Not a good week for the ladies, sports-wise. First up, in order of horrifying: The Chicago White Sox haven't been doing so hot, so they initiated a little "slumpbuster" that involved taking two female blow-up dolls and arranging them in the team clubhouse with baseball bats jammed into various orifices. Surrounding the dolls with players' bats, the team also stuck a sign on one encouraging players and clubhouse visitors to "push."
The stunt was vigorously defended by team manager Ozzie Guillen, whose version of the old I'm-sorry-if-anyone-was-offended copout was a masterpiece of douchebaggery. Some highlights, via the Chicago Sun-Times:
"I'm sure it wasn't done to disrespect anyone," Guillen said Monday. "Everyone in the clubhouse, 100 percent of the people in the clubhouse, they are 18 years old and that's a private thing. If the players do it in the dugout so everyone in the public could see it, or did it in the hotel lobby . . . we did it in the clubhouse. A lot of worse things happen in the clubhouse. I don't really know why people are making it a big deal. If people got their feelings hurt because of that . . . they don't really know much about baseball."
Exactly! Of course! Really, what's the harm here, ladies? It's not like the blow-up dolls were in the lobby! And, as the always-sensitive Deadspin reminds us, there was a time when a true slumpbuster was defined as the ugliest woman a player could sleep with. So, you know, let's listen to Guillen and count our blessings, shall we?
Next up, we've got the WNBA, whose players, though clearly wearing their game faces, are now being trained in putting on an entirely different kind of face. League president Donna Orender has encouraged this year's rookies to attend courses on fashion and makeup as part of their orientation.
The Chicago Tribune article on the league's new preoccupation with making its athletes more "professional" (Orender's word) and feminine points out that female athletes are regularly marketed with at least as much of an emphasis on their appearance and sex appeal as on their prowess, name-checking Anna Kournikova as one notable who managed to become the face of her sport while never winning a significant title.
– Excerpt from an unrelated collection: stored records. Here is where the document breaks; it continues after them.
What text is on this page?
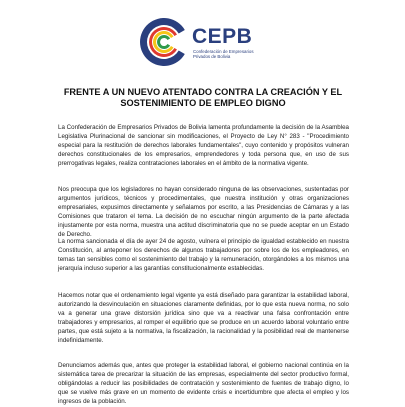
CEPB
Confederación de Empresarios
Privados de Bolivia
FRENTE A UN NUEVO ATENTADO CONTRA LA CREACIÓN Y EL
SOSTENIMIENTO DE EMPLEO DIGNO

La Confederación de Empresarios Privados de Bolivia lamenta profundamente la decisión de la Asamblea Legislativa Plurinacional de sancionar sin modificaciones, el Proyecto de Ley N° 283 - "Procedimiento especial para la restitución de derechos laborales fundamentales", cuyo contenido y propósitos vulneran derechos constitucionales de los empresarios, emprendedores y toda persona que, en uso de sus prerrogativas legales, realiza contrataciones laborales en el ámbito de la normativa vigente.

Nos preocupa que los legisladores no hayan considerado ninguna de las observaciones, sustentadas por argumentos jurídicos, técnicos y procedimentales, que nuestra institución y otras organizaciones empresariales, expusimos directamente y señalamos por escrito, a las Presidencias de Cámaras y a las Comisiones que trataron el tema. La decisión de no escuchar ningún argumento de la parte afectada injustamente por esta norma, muestra una actitud discriminatoria que no se puede aceptar en un Estado de Derecho.

La norma sancionada el día de ayer 24 de agosto, vulnera el principio de igualdad establecido en nuestra Constitución, al anteponer los derechos de algunos trabajadores por sobre los de los empleadores, en temas tan sensibles como el sostenimiento del trabajo y la remuneración, otorgándoles a los mismos una jerarquía incluso superior a las garantías constitucionalmente establecidas.

Hacemos notar que el ordenamiento legal vigente ya está diseñado para garantizar la estabilidad laboral, autorizando la desvinculación en situaciones claramente definidas, por lo que esta nueva norma, no solo va a generar una grave distorsión jurídica sino que va a reactivar una falsa confrontación entre trabajadores y empresarios, al romper el equilibrio que se produce en un acuerdo laboral voluntario entre partes, que está sujeto a la normativa, la fiscalización, la racionalidad y la posibilidad real de mantenerse indefinidamente.

Denunciamos además que, antes que proteger la estabilidad laboral, el gobierno nacional continúa en la sistemática tarea de precarizar la situación de las empresas, especialmente del sector productivo formal, obligándolas a reducir las posibilidades de contratación y sostenimiento de fuentes de trabajo digno, lo que se vuelve más grave en un momento de evidente crisis e incertidumbre que afecta el empleo y los ingresos de la población.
It also notes that with salaries that, in the world of professional basketball, are incredibly paltry—number-one draft pick Candace Parker will only pull in about $44K for the season—WNBA rookies must depend on lucrative endorsements to help make both their names and their bankbooks grow.
Veronica at Viva la Feminista, for one, is pissed:
After cooling off from my initial shock and anger, I realized that this is just one more step in the craptastic direction of making some of the strongest and best athletes in the world into cheesecake pin-ups.... I've been musing in my head the idea and fact that girls today can jump from their pink dresses into cleats without much thought, so why am I so pissed? I'm pissed because I fear that the focus on these athletes' outer appearance reduces the positive influence of sports and is downplaying their achievements on the court.
Read the rest of her post, and revel in the conflictedness. We want to see the WNBA succeed and flourish, and we want female athletes to inspire other women and girls to join their ranks. But it's undeniable that the easiest route to WNBA success is increased broadcast time and copious product endorsements, and equally undeniable that women's sports become most visible because of their most visible players—soccer's Mia Hamm, softball's Jennie Finch—and those visible players are hyped because of their conventionally attractive, feminine attributes and the fact that they appeal as much to male sportswriters as to preteen girl fans and their parents. Susan Ziegler, a professor of sports psychology quoted in the Tribune piece, points out further that the homophobia endemic to women's sports makes appearing to be straight a challenge that leagues like the WBNA are trying to face head-on, saying "No. 1 is, of course, the need for the image of WNBA players to be seen as real women." (Oof, Susan—couldn't you have at least air-quoted that?)
We'll see whether WUSA—the Women's United Soccer Association, which folded several years back due to an inability to drum up broadcast deals and game attendance (despite the fame of such girl-power icons as Hamm and Brandi Chastain) and which is scheduled for a 2009 comeback—follows suit in the glossing-and-primping plan. Until then, I'm with Ziegler, who when asked by the Tribune how the WNBA should be marketing rookie star Parker, said, "As the top athlete in the country. Leave it at that."